As if sensing the direction her thoughts had taken, Charles puffed up in pride, looking up at her from under his bristly eyebrows with large eyes. She smiled at him, rubbing him on the back of the head in the way he liked. When she looked back to Yan, the old woman was watching her, as if she could read her thoughts by the look on her face.
“What if they don’t attack us when we leave?” Irene asked. “I’m not sure how I feel about hunting someone down for you.”
It was Yangjie who answered, scoffing. “A young master so hard headed as to be exiled will not suffer a rival to pass.”
“Just so,” Yan said, nodding to the head.
“Fine,” Irene said, letting out a sigh. “We’re going that way anyway.
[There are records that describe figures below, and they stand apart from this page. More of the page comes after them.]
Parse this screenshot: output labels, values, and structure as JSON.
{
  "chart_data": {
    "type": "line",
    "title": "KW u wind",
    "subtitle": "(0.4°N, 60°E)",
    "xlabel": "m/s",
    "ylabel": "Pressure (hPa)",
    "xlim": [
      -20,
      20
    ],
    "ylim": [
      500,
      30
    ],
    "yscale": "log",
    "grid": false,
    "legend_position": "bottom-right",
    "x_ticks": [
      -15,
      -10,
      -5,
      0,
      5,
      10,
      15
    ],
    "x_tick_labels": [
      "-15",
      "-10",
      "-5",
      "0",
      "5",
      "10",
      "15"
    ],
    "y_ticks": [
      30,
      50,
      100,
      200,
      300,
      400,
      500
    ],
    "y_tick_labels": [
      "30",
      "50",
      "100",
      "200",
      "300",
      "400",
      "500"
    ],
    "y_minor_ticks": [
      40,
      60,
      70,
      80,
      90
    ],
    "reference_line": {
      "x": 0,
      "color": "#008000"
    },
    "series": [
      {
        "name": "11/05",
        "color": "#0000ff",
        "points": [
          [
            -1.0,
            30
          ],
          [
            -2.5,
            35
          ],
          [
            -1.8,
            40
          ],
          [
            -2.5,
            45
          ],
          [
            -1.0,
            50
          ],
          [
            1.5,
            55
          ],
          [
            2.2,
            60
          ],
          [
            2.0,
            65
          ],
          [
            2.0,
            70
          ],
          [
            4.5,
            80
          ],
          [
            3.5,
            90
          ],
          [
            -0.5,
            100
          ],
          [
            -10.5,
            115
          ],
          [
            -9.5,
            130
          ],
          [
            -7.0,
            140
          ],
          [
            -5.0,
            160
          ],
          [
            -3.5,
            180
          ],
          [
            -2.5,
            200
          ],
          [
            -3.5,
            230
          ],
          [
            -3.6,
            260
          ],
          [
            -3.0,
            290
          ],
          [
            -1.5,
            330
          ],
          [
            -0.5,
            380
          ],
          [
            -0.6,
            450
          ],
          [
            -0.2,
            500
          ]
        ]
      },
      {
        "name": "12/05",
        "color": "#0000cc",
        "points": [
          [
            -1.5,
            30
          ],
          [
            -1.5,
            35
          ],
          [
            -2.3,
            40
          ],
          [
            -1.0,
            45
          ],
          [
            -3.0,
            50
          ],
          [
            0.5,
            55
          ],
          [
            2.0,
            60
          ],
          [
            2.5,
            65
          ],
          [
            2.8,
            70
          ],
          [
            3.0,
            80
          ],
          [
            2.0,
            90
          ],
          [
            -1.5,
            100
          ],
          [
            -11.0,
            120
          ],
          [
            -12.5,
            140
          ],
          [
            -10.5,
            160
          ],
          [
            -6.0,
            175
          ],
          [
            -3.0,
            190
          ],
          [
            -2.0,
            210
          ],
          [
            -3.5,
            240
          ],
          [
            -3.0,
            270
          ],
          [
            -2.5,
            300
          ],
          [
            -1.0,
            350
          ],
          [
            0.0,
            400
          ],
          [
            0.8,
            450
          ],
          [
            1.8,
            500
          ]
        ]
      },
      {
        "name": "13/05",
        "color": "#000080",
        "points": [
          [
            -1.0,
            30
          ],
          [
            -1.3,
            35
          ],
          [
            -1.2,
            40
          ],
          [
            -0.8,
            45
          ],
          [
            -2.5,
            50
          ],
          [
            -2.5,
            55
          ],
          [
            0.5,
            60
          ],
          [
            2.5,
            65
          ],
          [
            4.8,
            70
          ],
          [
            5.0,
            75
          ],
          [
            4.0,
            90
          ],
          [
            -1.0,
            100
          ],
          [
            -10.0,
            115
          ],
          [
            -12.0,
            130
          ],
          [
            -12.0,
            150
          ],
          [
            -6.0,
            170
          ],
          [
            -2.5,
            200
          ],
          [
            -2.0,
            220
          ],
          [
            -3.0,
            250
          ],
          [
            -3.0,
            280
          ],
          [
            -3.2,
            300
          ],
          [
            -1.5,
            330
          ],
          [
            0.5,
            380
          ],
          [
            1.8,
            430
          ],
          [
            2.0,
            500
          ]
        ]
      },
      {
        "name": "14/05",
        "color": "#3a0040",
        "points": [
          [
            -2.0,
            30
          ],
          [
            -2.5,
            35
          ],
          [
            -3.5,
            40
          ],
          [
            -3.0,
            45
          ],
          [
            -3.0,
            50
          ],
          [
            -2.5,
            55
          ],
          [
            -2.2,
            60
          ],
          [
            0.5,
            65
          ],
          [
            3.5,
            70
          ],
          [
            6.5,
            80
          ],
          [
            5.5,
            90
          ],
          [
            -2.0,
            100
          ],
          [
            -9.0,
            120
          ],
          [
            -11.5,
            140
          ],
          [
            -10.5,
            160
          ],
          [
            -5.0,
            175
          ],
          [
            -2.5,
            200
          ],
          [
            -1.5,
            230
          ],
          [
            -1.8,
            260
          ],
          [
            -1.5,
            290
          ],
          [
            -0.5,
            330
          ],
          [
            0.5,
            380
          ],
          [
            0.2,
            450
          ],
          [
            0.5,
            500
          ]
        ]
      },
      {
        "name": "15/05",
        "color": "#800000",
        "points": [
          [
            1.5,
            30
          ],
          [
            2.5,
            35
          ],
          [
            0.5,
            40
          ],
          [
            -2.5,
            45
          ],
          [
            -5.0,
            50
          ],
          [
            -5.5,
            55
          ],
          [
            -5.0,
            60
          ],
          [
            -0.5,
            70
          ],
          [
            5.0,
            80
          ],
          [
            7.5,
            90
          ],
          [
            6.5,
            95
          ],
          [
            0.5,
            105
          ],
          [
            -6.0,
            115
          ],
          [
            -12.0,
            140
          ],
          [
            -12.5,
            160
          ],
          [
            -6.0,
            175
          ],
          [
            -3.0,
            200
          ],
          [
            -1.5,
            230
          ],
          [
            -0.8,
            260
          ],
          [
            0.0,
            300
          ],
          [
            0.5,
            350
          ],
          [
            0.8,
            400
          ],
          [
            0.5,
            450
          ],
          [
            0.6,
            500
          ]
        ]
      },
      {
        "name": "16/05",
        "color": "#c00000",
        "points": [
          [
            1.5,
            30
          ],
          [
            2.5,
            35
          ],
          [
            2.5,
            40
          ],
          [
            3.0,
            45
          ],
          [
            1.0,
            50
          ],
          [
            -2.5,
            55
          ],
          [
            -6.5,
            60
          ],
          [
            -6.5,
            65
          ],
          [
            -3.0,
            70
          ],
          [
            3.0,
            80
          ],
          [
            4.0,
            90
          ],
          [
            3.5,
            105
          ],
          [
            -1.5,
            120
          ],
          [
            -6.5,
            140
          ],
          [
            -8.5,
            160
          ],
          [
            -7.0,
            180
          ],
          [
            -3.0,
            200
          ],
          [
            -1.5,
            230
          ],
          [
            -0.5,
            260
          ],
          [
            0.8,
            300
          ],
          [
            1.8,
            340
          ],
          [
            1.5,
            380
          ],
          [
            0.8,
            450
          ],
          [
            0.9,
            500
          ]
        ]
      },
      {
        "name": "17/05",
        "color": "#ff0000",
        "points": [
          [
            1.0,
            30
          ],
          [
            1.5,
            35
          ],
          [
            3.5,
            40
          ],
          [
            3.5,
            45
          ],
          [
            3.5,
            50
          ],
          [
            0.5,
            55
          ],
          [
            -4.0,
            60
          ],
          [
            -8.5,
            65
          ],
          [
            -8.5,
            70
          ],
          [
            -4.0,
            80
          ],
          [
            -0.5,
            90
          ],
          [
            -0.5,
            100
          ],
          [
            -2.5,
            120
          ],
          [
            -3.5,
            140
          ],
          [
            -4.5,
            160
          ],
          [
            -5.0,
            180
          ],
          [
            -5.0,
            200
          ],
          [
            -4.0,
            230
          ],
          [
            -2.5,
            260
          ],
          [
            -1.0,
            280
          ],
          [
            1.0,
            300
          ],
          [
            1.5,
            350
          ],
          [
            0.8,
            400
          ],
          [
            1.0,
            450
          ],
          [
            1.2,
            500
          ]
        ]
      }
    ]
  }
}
If this Xiang Yu is so interested in me, I’ll deal with him.” The adrenaline from the sudden wakeup and the fight had well and truly left her now, and the tea could only do so much.
Yan nodded, satisfied. “Good. Best you be getting back to bed then.”
Irene jaw cracked open in a yawn. “What about him?” she asked, looking at the still insensate bandit by the door.
“Don’t you worry about him,” Yan said. “I’ll take care of it.” She sipped at her tea, eyes falling into shadow as she peered at the bandit over the lip of the cup.
Suddenly wondering how many pigs the village had, Irene decided not to question what would happen to him. She finished her tea, and Charles hopped back to her shoulder as she stood to pick Yangjie up. She said her goodnights, and went on her way, only getting a little lost before she found her hut. Eyes already drooping, she shed her hanfu and settled her companions before crawling into bed, asleep almost before her head hit the pillow.
X
Irene dreamed strange dreams. She inhabited a body that lay in a sunlit meadow atop a mountain, spread out on a picnic blanket as butterflies fluttered through the fire-flowers and tall stalks of grass. Her head was in the lap of her beloved, and soft fingers scratched at her scalp as she drowsed, eyes half closed.
“I could make it a law you know,” she said lazily.
“Hmm?” her partner said.
“Scripture from the heavens,” she continued. “Heaven mandated scalp massages, twice daily.”
“You know that no such law is required,” they said, flicking her nose gently.
Ah. I know this. A fond memory.
“Even so,” she said.
“Empress ------, First and Primary, She Who Deserves Head Scratches,” came the solem reply.
“I’ll see to it once we finish our promise band.”
“We’re almost done. It’s hard to believe.”
“We knew we could do it,” she said, surety colouring her tone. “Working together, how could we not?” Her partner was a blur through her lashes, fingers finding that perfect spot behind her ear.
A better time, with aeons yet ahead of us.
“I never doubted you.”
What I would give…
A songbird’s trill warbled across the meadow, and Irene felt her awareness dim, even as the conversation continued.
It would not be her only dream that night, but it was the one she remembered.